大洪水発生!そんな時に衝撃の方法で洪水を切り抜けるアリ達がいた!
人類の歴史上、洪水は常に為政者の頭を悩ませてきた重要な問題でした。 まして、人間より小さなアリたちにとって水の脅威は比較にならない程大きいわけですが、中にはあっと驚くような方法で洪水に立ち向かうアリもいるようです。
■全員でイカダになって洪水を乗り切るアリ
人間の場合、洪水に対しては放水路や遊水地を作って余分な水を逃したり、土のうや堤防を築いて押し寄せてくる水を防ごうとします。 しかし人間より遥かに小さいアリに同じことはできません。洪水の濁流に巣が襲われれば、一気に押し流されてしまう運命にあります。 しかしアリの仲間の中には、驚くべき方法でこの困難を乗り切るものも存在します。

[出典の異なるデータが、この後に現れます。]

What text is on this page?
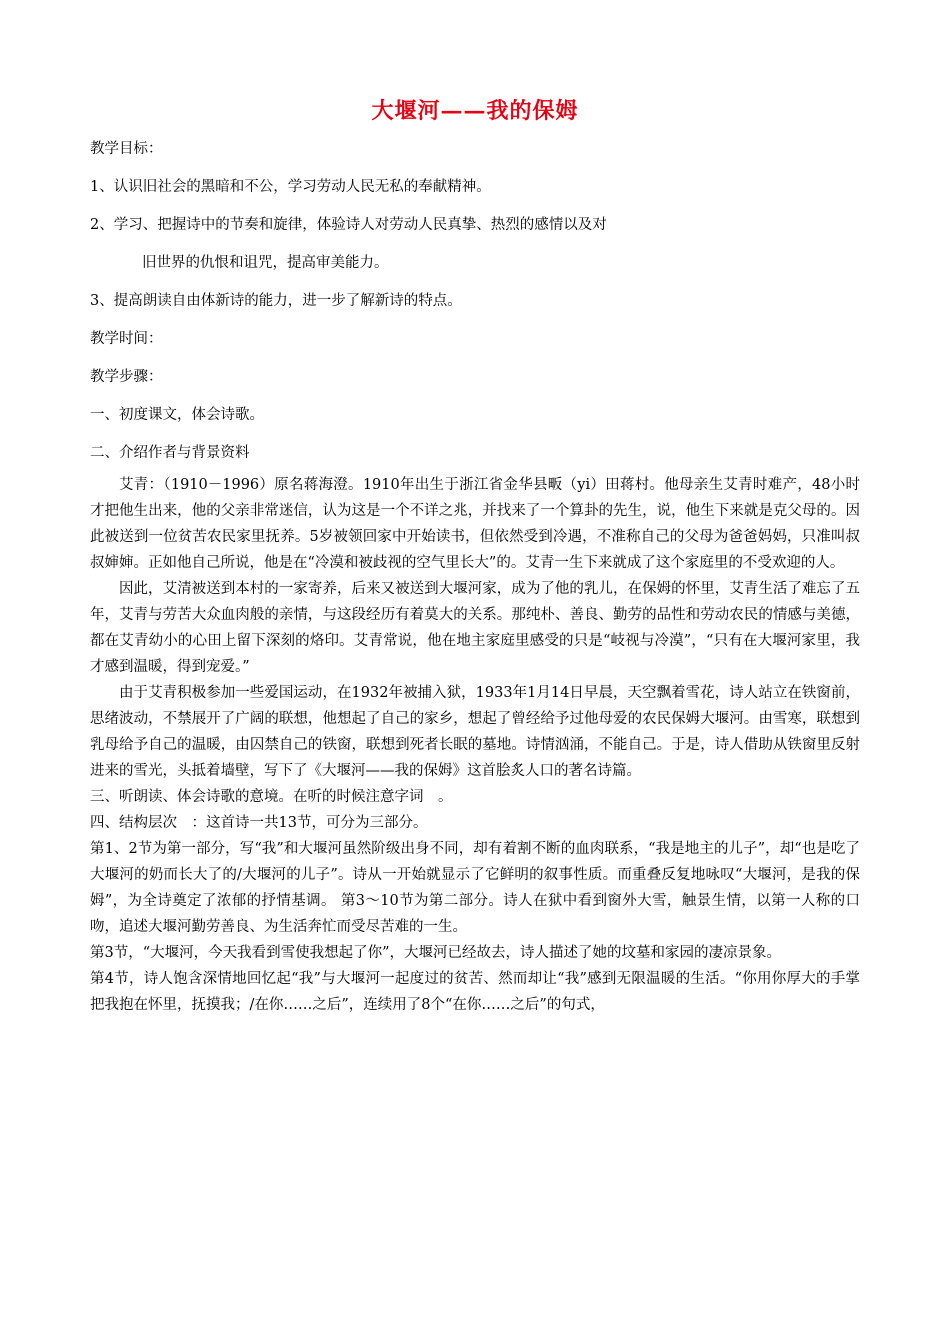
大堰河——我的保姆

教学目标：

1、认识旧社会的黑暗和不公，学习劳动人民无私的奉献精神。

2、学习、把握诗中的节奏和旋律，体验诗人对劳动人民真挚、热烈的感情以及对

旧世界的仇恨和诅咒，提高审美能力。

3、提高朗读自由体新诗的能力，进一步了解新诗的特点。

教学时间：

教学步骤：

一、初度课文，体会诗歌。

二、介绍作者与背景资料

艾青：（1910－1996）原名蒋海澄。1910年出生于浙江省金华县畈（yi）田蒋村。他母亲生艾青时难产，48小时才把他生出来，他的父亲非常迷信，认为这是一个不详之兆，并找来了一个算卦的先生，说，他生下来就是克父母的。因此被送到一位贫苦农民家里抚养。5岁被领回家中开始读书，但依然受到冷遇，不准称自己的父母为爸爸妈妈，只准叫叔叔婶婶。正如他自己所说，他是在“冷漠和被歧视的空气里长大”的。艾青一生下来就成了这个家庭里的不受欢迎的人。

因此，艾清被送到本村的一家寄养，后来又被送到大堰河家，成为了他的乳儿，在保姆的怀里，艾青生活了难忘了五年，艾青与劳苦大众血肉般的亲情，与这段经历有着莫大的关系。那纯朴、善良、勤劳的品性和劳动农民的情感与美德，都在艾青幼小的心田上留下深刻的烙印。艾青常说，他在地主家庭里感受的只是“岐视与冷漠”，“只有在大堰河家里，我才感到温暖，得到宠爱。”

由于艾青积极参加一些爱国运动，在1932年被捕入狱，1933年1月14日早晨，天空飘着雪花，诗人站立在铁窗前，思绪波动，不禁展开了广阔的联想，他想起了自己的家乡，想起了曾经给予过他母爱的农民保姆大堰河。由雪寒，联想到乳母给予自己的温暖，由囚禁自己的铁窗，联想到死者长眠的墓地。诗情汹涌，不能自己。于是，诗人借助从铁窗里反射进来的雪光，头抵着墙壁，写下了《大堰河——我的保姆》这首脍炙人口的著名诗篇。

三、听朗读、体会诗歌的意境。在听的时候注意字词　。

四、结构层次　：这首诗一共13节，可分为三部分。

第1、2节为第一部分，写“我”和大堰河虽然阶级出身不同，却有着割不断的血肉联系，“我是地主的儿子”，却“也是吃了大堰河的奶而长大了的/大堰河的儿子”。诗从一开始就显示了它鲜明的叙事性质。而重叠反复地咏叹“大堰河，是我的保姆”，为全诗奠定了浓郁的抒情基调。 第3～10节为第二部分。诗人在狱中看到窗外大雪，触景生情，以第一人称的口吻，追述大堰河勤劳善良、为生活奔忙而受尽苦难的一生。

第3节，“大堰河，今天我看到雪使我想起了你”，大堰河已经故去，诗人描述了她的坟墓和家园的凄凉景象。

第4节，诗人饱含深情地回忆起“我”与大堰河一起度过的贫苦、然而却让“我”感到无限温暖的生活。“你用你厚大的手掌把我抱在怀里，抚摸我；/在你……之后”，连续用了8个“在你……之后”的句式，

それは、小さなアリたちが集まって”手”をつなぎ、大きなイカダを作り上げて身の上に浮くという方法です。 アメリカやアジア、オーストラリアに分布するヒアリと呼ばれる種類のアリは、イカダを作って洪水をしのぐ習性を持つアリの仲間の一種です。 ヒアリは大雨など水害の予兆を感知すると、巣の中にある卵をすべて集めて地上に運び出します。 そして洪水が襲ってきたら群れの全員が”手”を取り合い、それ全体がひとつのイカダのような状態になって水に浮かびます。 アメリカのジョージア工科大学の研究者はこのヒアリの習性に興味を抱き、集めたヒアリを水の中に投じてその様子を観察しました。 水に落とされたアリ達は互いに手を組み合い、わずか2分程度で水に浮かぶ構造体を形成したそうです。 アリ同士が立体的に組み合った状態になるので、当然、水面下に没する個体もある程度の数になりますが、面白いことに彼らが溺れてしまうことはありません。 ヒアリの身体には細かい体毛が生えており、その個体同士が密接して組み合うことで”アリのイカダ”に空気の皮膜のような層ができるのです。 この空気の層はイカダ全体の浮力を維持すると同時に、水面下になる個体の呼吸を助ける効果もあるということです。 ヒアリはこの状態で、数週間水の上に浮かんだまま生きることが可能です。
■幼虫とさなぎが浮き輪代わりに?
ヒアリとはまた違った方法で”イカダ”を組むアリも存在しています。スイスに生息するヤマアリ属のアリも、ヒアリ同様イカダを組むことで知られています。 このアリの生息域は氾濫原に当たるため、しばしば洪水の被害を受けるためにイカダを組む習性が発達したと考えられます。 最新の研究の結果、意外なことが分かりました。このアリがイカダの浮力を上げるために使うのはなんと幼虫です。 イカダの底部に当たる部分に幼虫そしてサナギを配置し、その上に働きアリが乗る形で、最も守らなければいけない女王アリはイカダの中央部に配置されます。 元々研究者たちは、アリが自分たちのコロニー(巣)を維持するために女王と同様に幼虫を保護するであろうと考えていました。ですから、この結果は彼らに取って意外なものだったのです。 なぜヤマアリは幼虫やサナギをイカダの底部に配置するのか・・・研究を続けた結果、幼虫やサナギは成虫よりも水に浮きやすくまた生命力も高いため、イカダの底部に配置しても死ににくいということが判明しました。 もし幼虫やサナギがいなかったとすると、働きアリの1/4から1/2程度が水中に没することになり、水がひいて巣が再建できる状態になった時には甚大な被害が生じている恐れがあります。 また成虫は幼虫に比べて身体ダメージの回復力が低く、水でダメージを受けた成虫が多いとそれだけ巣の再建に時間がかかることにもなります。 幼虫をイカダの底部に配置するのは一見残酷なようにも見えますが、実は最も合理的な生存手段だったのです。
■おわりに
みんなで手を組んで難局に立ち向かう・・・なんだか人間社会を見ているような気がします。 アリの社会も大変そうですね。